Stock Cygwin does something special with the colon character, so the Cygwin git shouldn't have this problem. A path like "C:foo.txt" is not understood by stock Cygwin as a relative reference in the current directory of drive C; the colon is mapped to some other character and then this is just a regular one-component pathname.
In the Cygnal project (Cygwin Native Appplication Library), paths passed to library are considered native. So that certain useful virtual filesystem areas remain available, I remapped Cygwin's "/dev" and "/proc" to "dev:/" and "proc:/", taking advantage of the special status of the colon to take this liberty. You can list these directories (opendir, readdir, ...) and of course open the entries inside them; but chdir is not allowed into these locations. (Unlike under stock Cygwin, where you can chdir to /dev). chdir is not allowed because then that would render the library's current working directory out of sync with the Win32 process current working directory, which would not be "native" behavior.
I remember I was maintaining few vb6 applications and I often tried to create a "con.udl" file just to trigger the wizard and windows just complained with an error that didn't make any sense. So, I started to use conn.udl.
A bit late, but is good to know.
Here is an screenshot on a Windows 7: https://dl.dropbox.com/s/qg5fxx01mnktw79/ss-2016-07-20T17-19...
Edit: add screenshot
Keep in mind that for each file you can have multiple data-streams. Suppose the system reports the total of al the streams for foo combined... You would be surprised if you would read the reported number of bytes from foo and see it crash because there are in reality no bytes in the default stream.
However, there are other tools to report the presence of alternative streams. This is not a feature intended for casual end-users.
* Internet Explorer (because it can't explore the modern internet)
* File Explorer (because it can't explore files on my system)
Edit: Apparently colon is _still_ a special character on Mac! http://stackoverflow.com/questions/13298434/colon-appears-as...
1. "Macintosh System Software"
2. "Mac OS" (starting with 7.5/7.6)
3. "Mac OS X"
4. "OS X" (starting with Mountain Lion)
5. "macOS" (starting with Sierra)
(For me it went MacOs, OS X, then Windows 10).

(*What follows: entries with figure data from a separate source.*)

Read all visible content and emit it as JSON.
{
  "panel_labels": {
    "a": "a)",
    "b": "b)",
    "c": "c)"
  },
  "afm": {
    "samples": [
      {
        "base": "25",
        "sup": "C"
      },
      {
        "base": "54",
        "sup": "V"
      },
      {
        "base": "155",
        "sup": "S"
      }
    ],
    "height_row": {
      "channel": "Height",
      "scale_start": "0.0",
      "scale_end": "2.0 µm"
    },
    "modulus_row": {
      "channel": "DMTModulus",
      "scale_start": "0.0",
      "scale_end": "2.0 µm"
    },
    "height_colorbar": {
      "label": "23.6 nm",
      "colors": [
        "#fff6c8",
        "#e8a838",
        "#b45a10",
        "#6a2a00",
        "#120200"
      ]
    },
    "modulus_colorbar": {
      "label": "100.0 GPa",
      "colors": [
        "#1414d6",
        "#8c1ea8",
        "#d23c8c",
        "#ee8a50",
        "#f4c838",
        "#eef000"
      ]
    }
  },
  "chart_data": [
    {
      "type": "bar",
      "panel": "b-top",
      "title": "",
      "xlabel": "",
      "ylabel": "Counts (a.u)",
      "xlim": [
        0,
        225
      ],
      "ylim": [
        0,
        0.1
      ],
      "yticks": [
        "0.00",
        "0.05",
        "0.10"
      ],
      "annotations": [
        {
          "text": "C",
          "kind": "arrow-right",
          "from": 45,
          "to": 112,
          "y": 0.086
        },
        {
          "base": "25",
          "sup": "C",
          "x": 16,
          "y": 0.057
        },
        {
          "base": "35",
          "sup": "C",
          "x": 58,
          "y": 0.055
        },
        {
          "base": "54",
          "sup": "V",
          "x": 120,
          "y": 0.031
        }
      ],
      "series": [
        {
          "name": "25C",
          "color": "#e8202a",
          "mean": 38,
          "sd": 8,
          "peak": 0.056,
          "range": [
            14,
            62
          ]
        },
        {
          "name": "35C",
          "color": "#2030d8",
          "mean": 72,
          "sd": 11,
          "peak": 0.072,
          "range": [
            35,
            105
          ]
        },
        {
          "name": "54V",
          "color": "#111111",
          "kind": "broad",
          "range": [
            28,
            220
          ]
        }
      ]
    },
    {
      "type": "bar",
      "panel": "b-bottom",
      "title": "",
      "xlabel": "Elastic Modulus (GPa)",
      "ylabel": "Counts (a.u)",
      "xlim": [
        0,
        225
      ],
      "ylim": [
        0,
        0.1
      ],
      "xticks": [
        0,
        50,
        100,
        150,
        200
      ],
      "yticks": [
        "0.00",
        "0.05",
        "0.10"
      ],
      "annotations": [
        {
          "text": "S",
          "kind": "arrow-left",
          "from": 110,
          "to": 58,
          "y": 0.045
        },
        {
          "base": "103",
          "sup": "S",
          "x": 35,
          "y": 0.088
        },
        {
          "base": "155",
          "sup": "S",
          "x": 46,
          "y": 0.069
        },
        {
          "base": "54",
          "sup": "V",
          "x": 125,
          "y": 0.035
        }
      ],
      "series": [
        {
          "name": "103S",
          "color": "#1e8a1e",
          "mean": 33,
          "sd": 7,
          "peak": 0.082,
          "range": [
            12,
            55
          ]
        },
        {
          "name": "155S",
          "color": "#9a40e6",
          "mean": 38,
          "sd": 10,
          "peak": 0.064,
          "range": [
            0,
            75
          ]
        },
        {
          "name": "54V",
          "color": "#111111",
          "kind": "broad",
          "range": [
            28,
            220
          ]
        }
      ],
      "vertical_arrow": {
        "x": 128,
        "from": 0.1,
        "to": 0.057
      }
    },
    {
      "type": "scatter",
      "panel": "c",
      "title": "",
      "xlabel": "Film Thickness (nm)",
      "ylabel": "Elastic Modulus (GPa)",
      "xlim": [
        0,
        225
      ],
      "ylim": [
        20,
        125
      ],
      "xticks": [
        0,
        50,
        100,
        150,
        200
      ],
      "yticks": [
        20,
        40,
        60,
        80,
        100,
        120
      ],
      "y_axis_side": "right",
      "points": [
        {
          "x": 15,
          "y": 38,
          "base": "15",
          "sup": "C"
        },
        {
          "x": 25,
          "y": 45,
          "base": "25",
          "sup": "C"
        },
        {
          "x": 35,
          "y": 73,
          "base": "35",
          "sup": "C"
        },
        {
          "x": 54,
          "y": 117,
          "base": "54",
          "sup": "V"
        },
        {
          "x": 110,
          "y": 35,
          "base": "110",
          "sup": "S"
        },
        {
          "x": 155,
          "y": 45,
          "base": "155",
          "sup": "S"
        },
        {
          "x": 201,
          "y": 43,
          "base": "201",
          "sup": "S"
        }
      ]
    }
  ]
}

That reminds me of web filtering software that blocked my search for "java proxy", but allowed "java procy", which google understood!
I was running a fuzz test on a backup tool, which verified that file data and metadata (including timestamps) as reflected by Windows were exactly as produced by the fuzz test.
I noticed that for some ".eml" files this was not the case. The mtime of these files was being modified by something else after the initial create by the application. At last, it came down to a Windows process which was automatically indexing ".eml" files and creating an ADS for each of them, thereby touching the mtime.
This was intentional on the part of Windows, but I never saw it coming.